O tabelião olhou para Villefort.
— É impossível — disse o Procurador Régio — De resto, o Sr. d’Epinay não pode sair da sala neste momento.
— É precisamente neste momento — perguntou Barrois com a mesma firmeza — Que o Sr. Noirtier, meu amo, deseja falar de assuntos importantes com o Sr. Franz d’Epinay.
— Então o avô Noirtier já fala? — perguntou Edouard, com a sua impertinência habitual.
Mas esta gracinha nem sequer fez sorrir a Sra. de Villefort, de tal modo os espíritos se encontravam preocupados, de tal modo a situação parecia solene.
— Diga ao Sr. Noirtier — respondeu Villefort — Que o seu pedido não pode ser satisfeito.
— Então, o Sr. Noirtier previne Vossa Excelência de que se vai fazer transportar ele próprio para a sala — replicou Barrois.
O espanto atingiu o cúmulo. Uma espécie de sorriso desenhou-se no rosto da Sra. de Villefort, e Valentine, como que a seu pesar, levantou os olhos para o teto a fim de agradecer ao Céu.
— Valentine — disse o Sr. de Villefort — Vá num instante saber, peço-lhe, que novo capricho é esse do seu avô.
Valentine deu vivamente alguns passos para sair, mas o Sr. de Villefort mudou de idéia.
— Espere, acompanho-a.
— Perdão, senhor — interveio Franz — Mas parece-me, uma vez que foi a mim que o Sr. Noirtier mandou chamar, que é, sobretudo a mim que compete satisfazer os seus desejos. Aliás, terei muito prazer em lhe apresentar os meus respeitos, visto não ter tido ainda ensejo de solicitar essa honra.

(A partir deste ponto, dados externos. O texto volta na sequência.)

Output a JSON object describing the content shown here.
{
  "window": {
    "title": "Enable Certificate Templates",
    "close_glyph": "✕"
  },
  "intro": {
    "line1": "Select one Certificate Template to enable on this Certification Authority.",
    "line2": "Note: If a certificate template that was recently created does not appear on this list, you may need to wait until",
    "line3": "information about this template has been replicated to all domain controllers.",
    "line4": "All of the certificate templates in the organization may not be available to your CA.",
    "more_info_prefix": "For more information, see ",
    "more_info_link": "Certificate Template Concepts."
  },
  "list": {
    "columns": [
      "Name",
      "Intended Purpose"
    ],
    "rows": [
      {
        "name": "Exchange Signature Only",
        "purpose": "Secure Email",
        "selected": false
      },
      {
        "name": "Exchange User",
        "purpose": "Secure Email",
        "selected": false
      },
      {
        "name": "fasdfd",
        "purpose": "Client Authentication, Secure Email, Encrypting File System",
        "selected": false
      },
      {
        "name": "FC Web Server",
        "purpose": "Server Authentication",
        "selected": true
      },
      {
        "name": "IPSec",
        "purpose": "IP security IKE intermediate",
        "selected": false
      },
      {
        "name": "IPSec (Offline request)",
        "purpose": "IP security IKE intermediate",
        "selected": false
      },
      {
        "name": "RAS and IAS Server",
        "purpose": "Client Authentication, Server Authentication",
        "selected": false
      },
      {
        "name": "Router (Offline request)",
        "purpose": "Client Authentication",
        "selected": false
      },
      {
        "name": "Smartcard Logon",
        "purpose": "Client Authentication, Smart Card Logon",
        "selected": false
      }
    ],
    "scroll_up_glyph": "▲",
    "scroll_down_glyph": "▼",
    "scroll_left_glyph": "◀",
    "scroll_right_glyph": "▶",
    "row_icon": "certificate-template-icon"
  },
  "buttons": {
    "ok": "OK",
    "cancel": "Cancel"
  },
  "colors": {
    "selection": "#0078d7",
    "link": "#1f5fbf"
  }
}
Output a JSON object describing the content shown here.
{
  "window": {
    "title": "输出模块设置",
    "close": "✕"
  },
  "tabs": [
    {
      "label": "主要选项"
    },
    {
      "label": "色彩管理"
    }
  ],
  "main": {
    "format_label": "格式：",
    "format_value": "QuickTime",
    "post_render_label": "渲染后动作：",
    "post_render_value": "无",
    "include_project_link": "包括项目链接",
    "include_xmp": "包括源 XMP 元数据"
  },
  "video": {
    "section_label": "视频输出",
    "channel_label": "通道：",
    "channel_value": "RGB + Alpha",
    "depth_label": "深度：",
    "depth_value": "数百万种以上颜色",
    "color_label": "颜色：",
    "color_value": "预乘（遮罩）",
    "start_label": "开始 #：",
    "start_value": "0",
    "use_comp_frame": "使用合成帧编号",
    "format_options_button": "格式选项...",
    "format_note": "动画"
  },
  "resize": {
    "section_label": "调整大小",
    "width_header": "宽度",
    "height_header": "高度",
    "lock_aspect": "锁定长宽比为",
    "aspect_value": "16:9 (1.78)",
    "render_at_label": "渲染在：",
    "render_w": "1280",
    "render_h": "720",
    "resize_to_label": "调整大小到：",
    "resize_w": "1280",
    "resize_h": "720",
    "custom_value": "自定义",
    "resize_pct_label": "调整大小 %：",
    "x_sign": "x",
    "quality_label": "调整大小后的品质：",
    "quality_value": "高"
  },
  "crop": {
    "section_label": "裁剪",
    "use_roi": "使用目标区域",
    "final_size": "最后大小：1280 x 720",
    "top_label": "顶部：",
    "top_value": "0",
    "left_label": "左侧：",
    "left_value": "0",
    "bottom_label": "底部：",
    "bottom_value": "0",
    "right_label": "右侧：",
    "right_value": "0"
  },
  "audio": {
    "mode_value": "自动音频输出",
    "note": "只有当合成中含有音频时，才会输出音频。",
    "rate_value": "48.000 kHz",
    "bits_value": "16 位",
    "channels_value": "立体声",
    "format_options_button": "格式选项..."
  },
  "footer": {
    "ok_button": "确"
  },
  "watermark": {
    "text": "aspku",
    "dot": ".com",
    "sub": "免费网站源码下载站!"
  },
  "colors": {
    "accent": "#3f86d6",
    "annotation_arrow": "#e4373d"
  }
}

— Meu Deus, não vale a pena incomodar-se! — insistiu Villefort, visivelmente inquieto.
— Desculpe, senhor — perguntou Franz, no tom de um homem que tomou a sua resolução — Mas não desejo perder a oportunidade de provar ao Sr. Noirtier como faria mal em conceber contra mim repugnâncias que estou decidido a vencer, sejam quais forem, com a minha profunda dedicação.
E sem se deixar reter mais tempo por Villefort, Franz levantou-se por seu turno e seguiu Valentine, que já descia a escada com a alegria de um náufrago que se agarra a uma rocha. O Sr. de Villefort seguiu-os. Château-Renaud e Morcerf trocaram terceiro olhar, ainda mais atônito do que os dois primeiros.